Convex Functions and Optimization

6.2. Convex Functions and Optimization#

An important result in optimization is that for a convex function, any local minimum is also a global minimum. This makes optimization problems with convex functions significantly easier to solve, since finding a global minimum is guaranteed once we find any local minimum.

A function \(f: \mathbb{R}^n \to \mathbb{R}\) is convex if for all points \(\mathbf{x}, \mathbf{y}\) in its domain and for all \(\lambda \in [0, 1]\), the following inequality holds

(6.36)#\[\begin{equation} f(\lambda \mathbf{x} + (1-\lambda)\mathbf{y}) \leq \lambda f(\mathbf{x}) + (1-\lambda)f(\mathbf{y}). \end{equation}\]
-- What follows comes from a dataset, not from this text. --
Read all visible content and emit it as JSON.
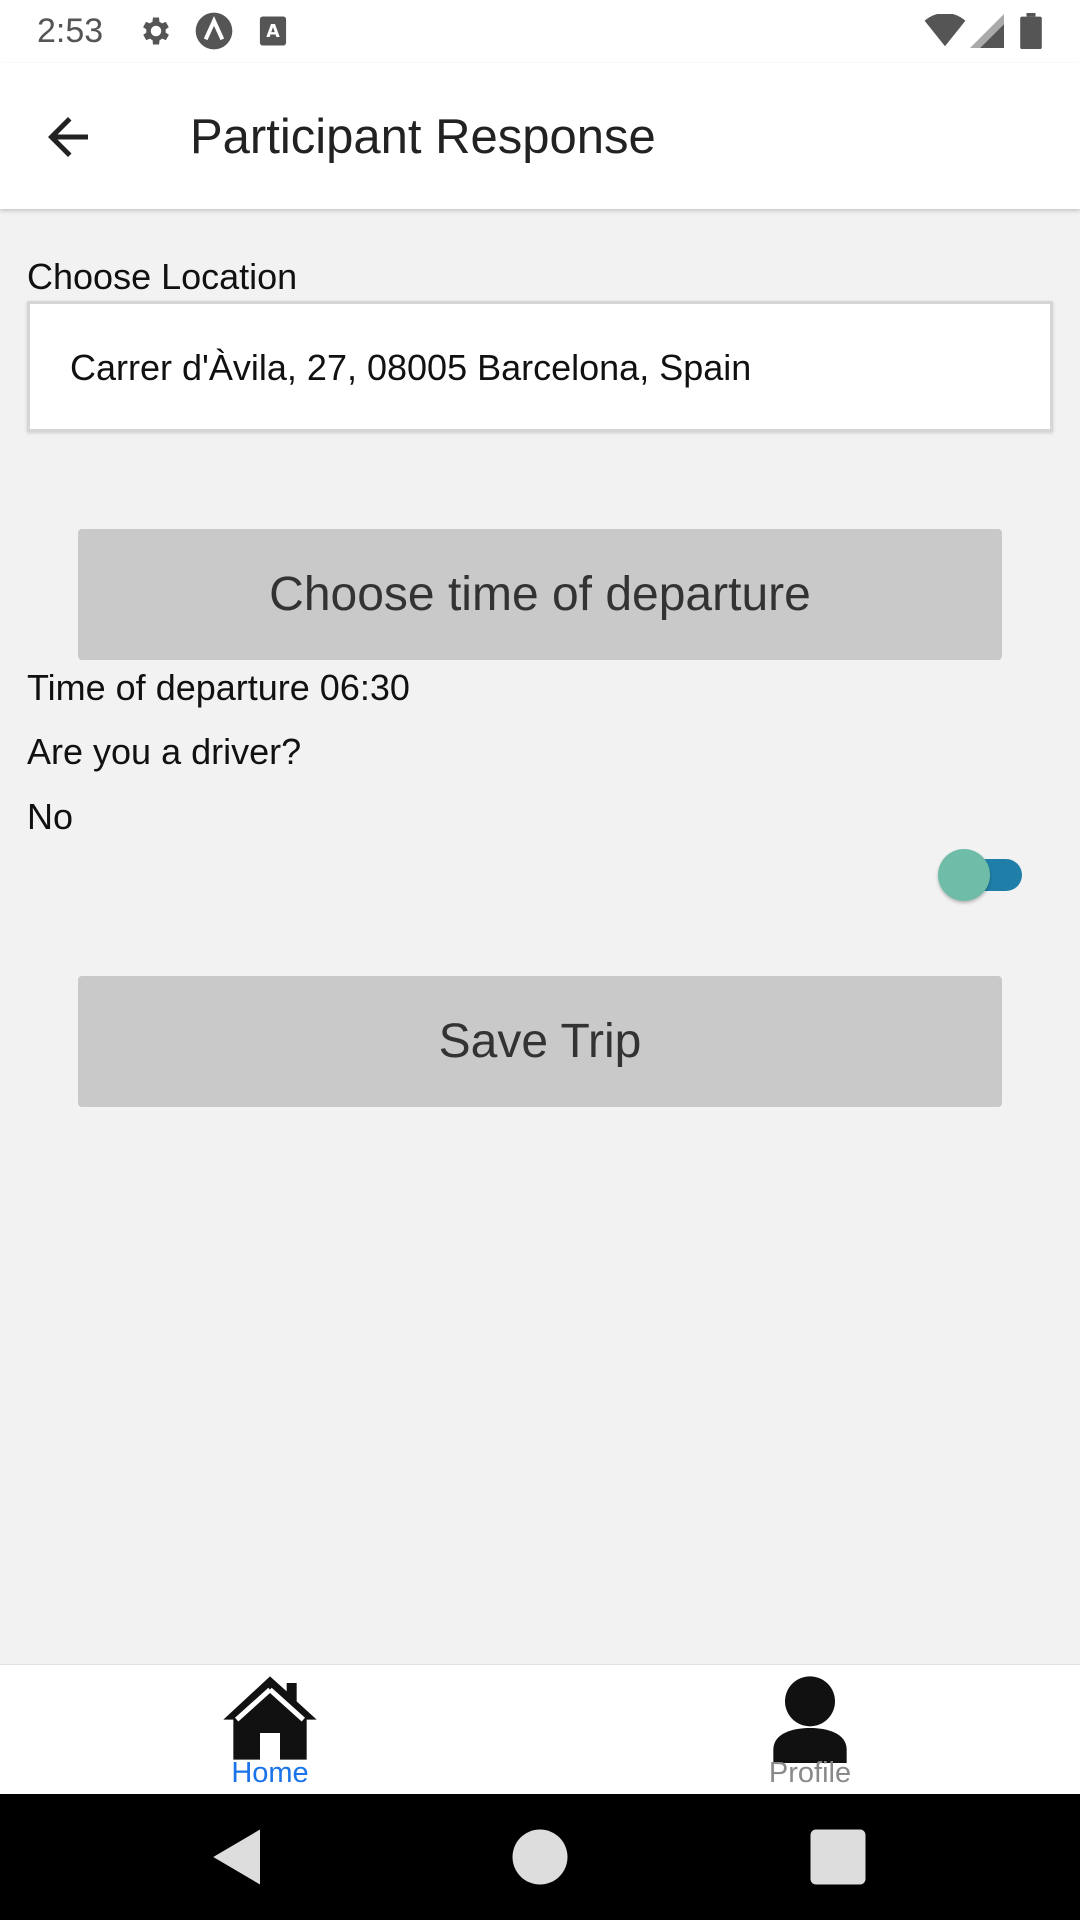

Convexity has a geometric interpretation. The left side represents the function value at a point on the line segment connecting \(\mathbf{x}\) and \(\mathbf{y}\), while the right side represents the corresponding point on the line segment connecting \((\mathbf{x}, f(\mathbf{x}))\) and \((\mathbf{y}, f(\mathbf{y}))\) on the graph. Therfore, a function is convex if and only if the line segment (called the secant line) connecting any two points on its graph lies on or above the graph itself. Below is a plot exemplify convexity. The left panel shows a convex function. The right panel shows a non-convex function.

import numpy as np
import matplotlib.pyplot as plt

# Create figure
fig, axes = plt.subplots(1, 2, figsize=(14, 6))

# ========== LEFT PANEL: CONVEX FUNCTION ==========
ax = axes[0]

# Define convex function
x = np.linspace(-3, 3, 500)
y = 0.5 * x**2 + 0.1 * x

# Plot the function
ax.plot(x, y, 'b-', linewidth=2.5, label='f(x)')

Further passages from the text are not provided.